UBS chief executive Sergio Ermotti said the Swiss Bank has no plans to spinoff or list parts of its business, such as rival Credit Suisse is preparing to do for its «Swiss universal banking» by the end of next year.
Credit Suisse unveiled plans last October to list a minority stake in the unit, which includes part of its private banking and corporate and institutional clients business in Switzerland, as part of a contrary strategic plan that also includes job cuts, raising capital, and scaling back investment banking.
Sergio Ermotti denied any similar plans at UBS, marking another divergence in strategy between Switzerland's two large largest banks. «We believe our organization in terms of a holding company and operating company supporting divisionally and globally driven activities is important,» the CEO of UBS told a media briefing.
Ermotti sees a lot of value
«I believe that there is no intention on our side to pursue partial disposal of any business or legal entities, I think that there is a lot of value for our shareholders and for our model to keep things together in respect to helping the efficient management of our group,» Ermotti said.
Both banks have developed so-called Swiss entity banks separate from other, riskier operations, as a result of the too-big-to-fail requirements in Switzerland following the financial crisis and bailout of UBS in of 2008.

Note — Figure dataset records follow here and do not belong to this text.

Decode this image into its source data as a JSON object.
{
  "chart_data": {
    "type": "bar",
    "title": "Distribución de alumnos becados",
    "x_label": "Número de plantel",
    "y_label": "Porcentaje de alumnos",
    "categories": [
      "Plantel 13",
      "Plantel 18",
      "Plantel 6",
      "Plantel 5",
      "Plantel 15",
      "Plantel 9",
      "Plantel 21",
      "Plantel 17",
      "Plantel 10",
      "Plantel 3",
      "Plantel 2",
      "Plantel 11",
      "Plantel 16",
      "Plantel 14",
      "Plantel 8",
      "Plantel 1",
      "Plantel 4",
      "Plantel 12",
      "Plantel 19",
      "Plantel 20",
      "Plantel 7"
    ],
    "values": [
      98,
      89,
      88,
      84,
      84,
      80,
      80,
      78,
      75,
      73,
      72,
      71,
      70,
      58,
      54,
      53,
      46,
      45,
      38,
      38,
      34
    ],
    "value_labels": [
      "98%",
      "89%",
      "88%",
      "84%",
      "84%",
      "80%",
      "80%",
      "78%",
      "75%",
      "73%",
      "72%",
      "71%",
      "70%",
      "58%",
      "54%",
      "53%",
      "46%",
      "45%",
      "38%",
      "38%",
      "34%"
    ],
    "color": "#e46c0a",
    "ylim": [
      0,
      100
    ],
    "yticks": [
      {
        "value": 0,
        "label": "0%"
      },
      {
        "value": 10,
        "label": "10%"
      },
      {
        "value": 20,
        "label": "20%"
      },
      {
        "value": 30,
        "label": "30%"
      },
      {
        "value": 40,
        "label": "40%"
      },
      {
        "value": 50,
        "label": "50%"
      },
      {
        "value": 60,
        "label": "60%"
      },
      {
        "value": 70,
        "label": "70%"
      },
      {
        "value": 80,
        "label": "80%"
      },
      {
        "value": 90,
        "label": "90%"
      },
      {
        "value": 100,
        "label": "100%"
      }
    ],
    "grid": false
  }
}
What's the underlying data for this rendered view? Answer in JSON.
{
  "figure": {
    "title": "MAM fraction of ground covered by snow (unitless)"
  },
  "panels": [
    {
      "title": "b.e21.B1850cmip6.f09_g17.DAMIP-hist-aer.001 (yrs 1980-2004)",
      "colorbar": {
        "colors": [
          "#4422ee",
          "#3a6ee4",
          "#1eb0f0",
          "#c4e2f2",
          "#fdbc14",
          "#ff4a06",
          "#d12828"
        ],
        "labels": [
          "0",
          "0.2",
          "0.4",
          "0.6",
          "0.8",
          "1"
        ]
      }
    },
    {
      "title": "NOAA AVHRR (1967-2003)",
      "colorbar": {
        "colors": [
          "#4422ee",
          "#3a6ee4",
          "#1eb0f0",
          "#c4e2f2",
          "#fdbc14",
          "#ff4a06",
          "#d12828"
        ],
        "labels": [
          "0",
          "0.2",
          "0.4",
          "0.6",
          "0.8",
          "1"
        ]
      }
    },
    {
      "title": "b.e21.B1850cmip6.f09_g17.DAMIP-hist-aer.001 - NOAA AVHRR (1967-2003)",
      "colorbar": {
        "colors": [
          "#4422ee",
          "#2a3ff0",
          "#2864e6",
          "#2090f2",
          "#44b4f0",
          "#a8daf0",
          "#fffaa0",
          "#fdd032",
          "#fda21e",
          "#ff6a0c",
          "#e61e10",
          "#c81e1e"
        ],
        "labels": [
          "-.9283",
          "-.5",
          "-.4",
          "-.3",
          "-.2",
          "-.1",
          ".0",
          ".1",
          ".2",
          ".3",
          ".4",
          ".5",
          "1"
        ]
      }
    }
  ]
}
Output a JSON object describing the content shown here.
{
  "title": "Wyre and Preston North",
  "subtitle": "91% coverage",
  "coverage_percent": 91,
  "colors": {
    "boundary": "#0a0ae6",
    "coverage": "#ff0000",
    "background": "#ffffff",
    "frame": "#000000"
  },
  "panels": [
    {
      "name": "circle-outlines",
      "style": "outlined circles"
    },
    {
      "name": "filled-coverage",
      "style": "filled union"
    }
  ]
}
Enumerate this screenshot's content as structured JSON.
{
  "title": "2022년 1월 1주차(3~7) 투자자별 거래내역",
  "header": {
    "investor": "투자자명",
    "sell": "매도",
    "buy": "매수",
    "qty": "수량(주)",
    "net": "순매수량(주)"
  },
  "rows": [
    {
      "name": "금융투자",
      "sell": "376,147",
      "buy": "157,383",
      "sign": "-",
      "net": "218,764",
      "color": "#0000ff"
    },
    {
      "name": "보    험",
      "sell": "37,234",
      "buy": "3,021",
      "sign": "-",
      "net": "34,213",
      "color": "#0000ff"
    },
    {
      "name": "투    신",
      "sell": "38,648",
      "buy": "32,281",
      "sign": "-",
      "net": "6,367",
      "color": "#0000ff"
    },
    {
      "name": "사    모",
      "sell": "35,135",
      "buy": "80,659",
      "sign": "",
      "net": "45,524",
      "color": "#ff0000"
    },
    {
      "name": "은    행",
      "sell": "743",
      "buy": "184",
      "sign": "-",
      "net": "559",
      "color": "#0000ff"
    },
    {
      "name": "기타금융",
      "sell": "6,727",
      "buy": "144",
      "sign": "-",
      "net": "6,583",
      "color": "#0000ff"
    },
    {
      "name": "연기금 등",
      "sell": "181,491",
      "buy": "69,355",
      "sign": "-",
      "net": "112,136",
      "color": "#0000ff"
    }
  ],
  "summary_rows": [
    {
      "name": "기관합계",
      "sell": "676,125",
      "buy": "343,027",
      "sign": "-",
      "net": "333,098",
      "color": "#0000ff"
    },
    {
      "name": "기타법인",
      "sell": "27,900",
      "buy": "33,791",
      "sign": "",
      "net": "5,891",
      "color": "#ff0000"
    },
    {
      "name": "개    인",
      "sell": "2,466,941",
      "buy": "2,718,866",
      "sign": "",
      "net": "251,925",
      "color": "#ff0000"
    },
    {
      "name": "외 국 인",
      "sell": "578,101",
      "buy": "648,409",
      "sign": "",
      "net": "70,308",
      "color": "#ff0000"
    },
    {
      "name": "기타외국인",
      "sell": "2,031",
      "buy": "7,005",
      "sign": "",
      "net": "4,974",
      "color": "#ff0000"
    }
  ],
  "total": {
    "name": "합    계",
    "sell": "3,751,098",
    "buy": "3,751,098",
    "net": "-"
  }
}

No to takeover of German bank
In response to a tongue-in-cheek question about whether UBS could takeover rival Deutsche Bank, where former SG Warburg and UBS banker John Cryan is restructuring the German lender, Ermotti said, «We do not need to think about a transformational deal, there is enough growth out there, we are extremely happy with our capital position and how our business is developing, but only through time can we really create value.» «The fundamentals of our business and the underlying growth of wealth management are extremely compelling.» he said.